Information gathered from November 2020 through October 2021 reveals that 3,818 homes valued at a million dollars or more were sold in Dallas, Ft. Worth, and Arlington, for a total value of over six billion dollars.
“A lot of people from all over the country are coming here at the fastest rate I’ve seen since I moved here in 2002,” says David Hunt, who has been in the industry for 20 years and currently is a realtor with Keller Williams Realty Inc. “I currently have seven clients who are looking to buy homes in the $1.2-$1.7 million dollar range that will be moving to Dallas within the next year.”
Thirty-two percent of the million-dollar homes sold in Texas were in the Dallas-Ft. Worth market, the highest percentage in the state. Houston follows with twenty-seven percent and Austin at twenty-six.
“Prosper, Celina, Savannah, Little Elm, they all allow you to have the [luxury living] and still get to areas of entertainment, nightclubs, restaurants within fifteen minutes without traffic. That’s what makes Dallas a choice for so many people around the country because you can still have affordable living and not have to live out in the boondocks,” says Hunt.
Buyers in Texas also benefit from lower square-footage prices compared to what they can find on the east and west coasts. Texas homebuyers, in general, spent $176 per square foot and luxury homebuyers spent $324 per square foot compared to luxury buyers in California, who pay between $736 and upwards of a thousand dollars per square foot.

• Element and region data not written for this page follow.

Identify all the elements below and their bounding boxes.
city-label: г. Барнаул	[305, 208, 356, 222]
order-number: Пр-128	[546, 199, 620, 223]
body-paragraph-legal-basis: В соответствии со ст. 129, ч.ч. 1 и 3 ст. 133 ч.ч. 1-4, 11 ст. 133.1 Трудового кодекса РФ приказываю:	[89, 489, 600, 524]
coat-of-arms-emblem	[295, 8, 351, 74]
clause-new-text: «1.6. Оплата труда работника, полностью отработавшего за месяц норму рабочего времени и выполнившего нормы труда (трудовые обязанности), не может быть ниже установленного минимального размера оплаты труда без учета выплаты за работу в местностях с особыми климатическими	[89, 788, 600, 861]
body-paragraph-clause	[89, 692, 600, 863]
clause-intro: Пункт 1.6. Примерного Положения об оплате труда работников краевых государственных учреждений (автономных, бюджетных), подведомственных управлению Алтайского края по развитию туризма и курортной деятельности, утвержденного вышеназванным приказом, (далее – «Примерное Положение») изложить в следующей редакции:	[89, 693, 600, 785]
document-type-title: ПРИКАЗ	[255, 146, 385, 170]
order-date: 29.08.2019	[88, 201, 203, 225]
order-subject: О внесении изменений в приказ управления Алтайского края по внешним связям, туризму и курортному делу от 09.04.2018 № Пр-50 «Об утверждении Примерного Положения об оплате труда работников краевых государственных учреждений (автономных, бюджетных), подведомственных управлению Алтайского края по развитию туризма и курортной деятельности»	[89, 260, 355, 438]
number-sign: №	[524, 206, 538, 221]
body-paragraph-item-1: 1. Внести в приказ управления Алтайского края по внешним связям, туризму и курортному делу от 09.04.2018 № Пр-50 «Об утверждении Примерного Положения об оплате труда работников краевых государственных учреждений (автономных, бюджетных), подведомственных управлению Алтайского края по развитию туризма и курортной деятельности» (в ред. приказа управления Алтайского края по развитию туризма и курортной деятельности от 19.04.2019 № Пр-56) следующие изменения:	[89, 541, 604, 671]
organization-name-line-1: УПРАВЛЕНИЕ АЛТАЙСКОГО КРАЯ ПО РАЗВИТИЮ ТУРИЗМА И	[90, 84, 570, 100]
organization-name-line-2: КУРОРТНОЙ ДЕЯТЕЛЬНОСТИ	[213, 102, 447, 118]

“What defines a million-dollar home is rapidly evolving across the state,” Marvin Jolly, chairman of Texas Realtors, said in the new report. “There is strong demand in the luxury home market in Texas as many buyers from out of state are finding that they can afford a larger or higher-end home compared to the area they came from.”
Across Texas, almost 12,000 homes sold for a million dollars or more, ninety percent more than what was sold the year prior. The number of days a luxury home stayed on the market averaged fifty-five, with over 17,000 new homes listed from November 2020-October 2021.
Hunt says in 2022, rates are projected to go up two to three times which will equal less buying power for people.
“The pandemic changed the real estate game drastically due to people working from home and being able to move anywhere. Honestly, a million dollars ain’t nothing, and in the coming years, the luxury market will become even more competitive.”